Abstract

The National Collection of Type Cultures (NCTC) is the world’s oldest repository of medically-relevant bacteria. NCTC contains 5,500 bacterial strains, 500 of which are anaerobes, with the collection regularly receiving new Type strains and recent clinical isolates. Fastidious anaerobes pose a unique challenge during the authentication process. NCTC must ensure that the strains are free from contamination and that the organism survives the lyophilisation process. Species-level identification of anaerobic bacterial strains is achieved using a combination of the both MALDI-TOF MS and VITEK2 instruments. This study evaluates the use of MALDI-TOF MS (Bruker) and VITEK2 (BioMerieux) to identify the anaerobic strains in the NCTC collection. 176 NCTC strains were tested on the MALDI-TOF platform and 60 strains were identified using VITEK2. MALDI-TOF was able to identify 79% anaerobes to genus-level and 64% to species-level. In comparison the VITEK2 identified 68% to genus and 46% to species-level. The main limiting factor for both these platforms is the database.

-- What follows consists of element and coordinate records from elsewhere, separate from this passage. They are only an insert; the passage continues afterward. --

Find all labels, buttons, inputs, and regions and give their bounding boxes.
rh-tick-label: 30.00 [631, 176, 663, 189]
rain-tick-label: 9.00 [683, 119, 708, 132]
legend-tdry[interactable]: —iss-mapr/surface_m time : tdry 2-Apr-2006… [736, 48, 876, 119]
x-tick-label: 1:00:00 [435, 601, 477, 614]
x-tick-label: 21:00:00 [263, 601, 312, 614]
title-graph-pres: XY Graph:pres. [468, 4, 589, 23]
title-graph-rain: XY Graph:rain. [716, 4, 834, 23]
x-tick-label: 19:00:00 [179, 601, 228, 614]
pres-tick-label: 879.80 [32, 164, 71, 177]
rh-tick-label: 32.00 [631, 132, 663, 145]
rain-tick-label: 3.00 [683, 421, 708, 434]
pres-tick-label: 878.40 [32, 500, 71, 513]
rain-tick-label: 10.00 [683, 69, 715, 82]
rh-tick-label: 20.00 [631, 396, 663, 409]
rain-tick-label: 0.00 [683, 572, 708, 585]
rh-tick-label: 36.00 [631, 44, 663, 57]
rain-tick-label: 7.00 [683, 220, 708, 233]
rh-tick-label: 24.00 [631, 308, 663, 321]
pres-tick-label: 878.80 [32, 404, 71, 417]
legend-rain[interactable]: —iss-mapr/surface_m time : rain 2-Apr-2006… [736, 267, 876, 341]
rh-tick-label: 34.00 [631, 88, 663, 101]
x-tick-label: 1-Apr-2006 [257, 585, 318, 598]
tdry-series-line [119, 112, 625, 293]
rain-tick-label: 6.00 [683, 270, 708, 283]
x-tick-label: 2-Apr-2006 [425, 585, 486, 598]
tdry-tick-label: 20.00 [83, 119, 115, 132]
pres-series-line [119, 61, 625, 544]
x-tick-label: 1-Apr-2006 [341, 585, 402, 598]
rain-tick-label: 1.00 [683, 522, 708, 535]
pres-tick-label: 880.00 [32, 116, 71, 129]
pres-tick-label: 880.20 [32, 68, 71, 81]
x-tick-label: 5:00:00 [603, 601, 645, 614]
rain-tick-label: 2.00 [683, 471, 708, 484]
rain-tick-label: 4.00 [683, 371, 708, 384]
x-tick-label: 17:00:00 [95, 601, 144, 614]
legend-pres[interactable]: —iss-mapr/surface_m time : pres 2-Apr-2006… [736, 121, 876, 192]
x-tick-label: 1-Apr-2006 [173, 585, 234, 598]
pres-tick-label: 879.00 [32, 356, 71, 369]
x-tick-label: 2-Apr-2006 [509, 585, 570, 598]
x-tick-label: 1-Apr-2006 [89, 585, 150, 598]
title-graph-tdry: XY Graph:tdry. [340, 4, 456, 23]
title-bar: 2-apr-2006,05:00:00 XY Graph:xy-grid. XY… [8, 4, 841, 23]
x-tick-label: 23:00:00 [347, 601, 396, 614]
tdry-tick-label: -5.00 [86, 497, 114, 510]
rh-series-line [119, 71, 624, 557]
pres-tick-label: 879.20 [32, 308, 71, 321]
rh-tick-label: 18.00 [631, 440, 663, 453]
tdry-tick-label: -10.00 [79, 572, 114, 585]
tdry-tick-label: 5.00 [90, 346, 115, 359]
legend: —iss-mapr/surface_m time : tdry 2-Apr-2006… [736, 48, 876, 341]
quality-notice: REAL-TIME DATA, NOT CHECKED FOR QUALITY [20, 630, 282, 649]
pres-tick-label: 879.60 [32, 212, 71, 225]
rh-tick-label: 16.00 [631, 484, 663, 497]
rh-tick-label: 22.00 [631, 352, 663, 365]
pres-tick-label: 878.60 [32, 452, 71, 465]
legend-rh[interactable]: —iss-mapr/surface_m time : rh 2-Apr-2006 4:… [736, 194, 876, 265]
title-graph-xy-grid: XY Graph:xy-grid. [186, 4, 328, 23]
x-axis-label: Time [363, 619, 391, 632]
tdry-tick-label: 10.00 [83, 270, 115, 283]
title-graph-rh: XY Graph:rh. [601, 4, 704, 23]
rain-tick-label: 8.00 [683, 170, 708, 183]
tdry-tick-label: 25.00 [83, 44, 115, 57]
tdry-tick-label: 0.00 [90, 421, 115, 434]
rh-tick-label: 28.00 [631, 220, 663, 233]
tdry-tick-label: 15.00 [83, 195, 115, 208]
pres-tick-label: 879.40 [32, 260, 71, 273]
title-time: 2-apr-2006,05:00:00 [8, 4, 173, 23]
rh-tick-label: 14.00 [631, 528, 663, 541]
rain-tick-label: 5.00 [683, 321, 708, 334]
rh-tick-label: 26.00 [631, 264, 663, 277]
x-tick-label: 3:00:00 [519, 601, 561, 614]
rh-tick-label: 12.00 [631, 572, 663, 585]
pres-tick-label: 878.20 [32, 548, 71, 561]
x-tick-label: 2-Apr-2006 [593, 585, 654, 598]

This may be due to novel anaerobe species NCTC receives not being present on the databases. In the event of no identification, 16S ribosomal RNA sequencing is employed. Furthermore, detection of specific characteristics is carried out by specialist reference laboratories in Cardiff and Colindale, ensuring a robust collection of anaerobic bacteria for use in research and as control strains.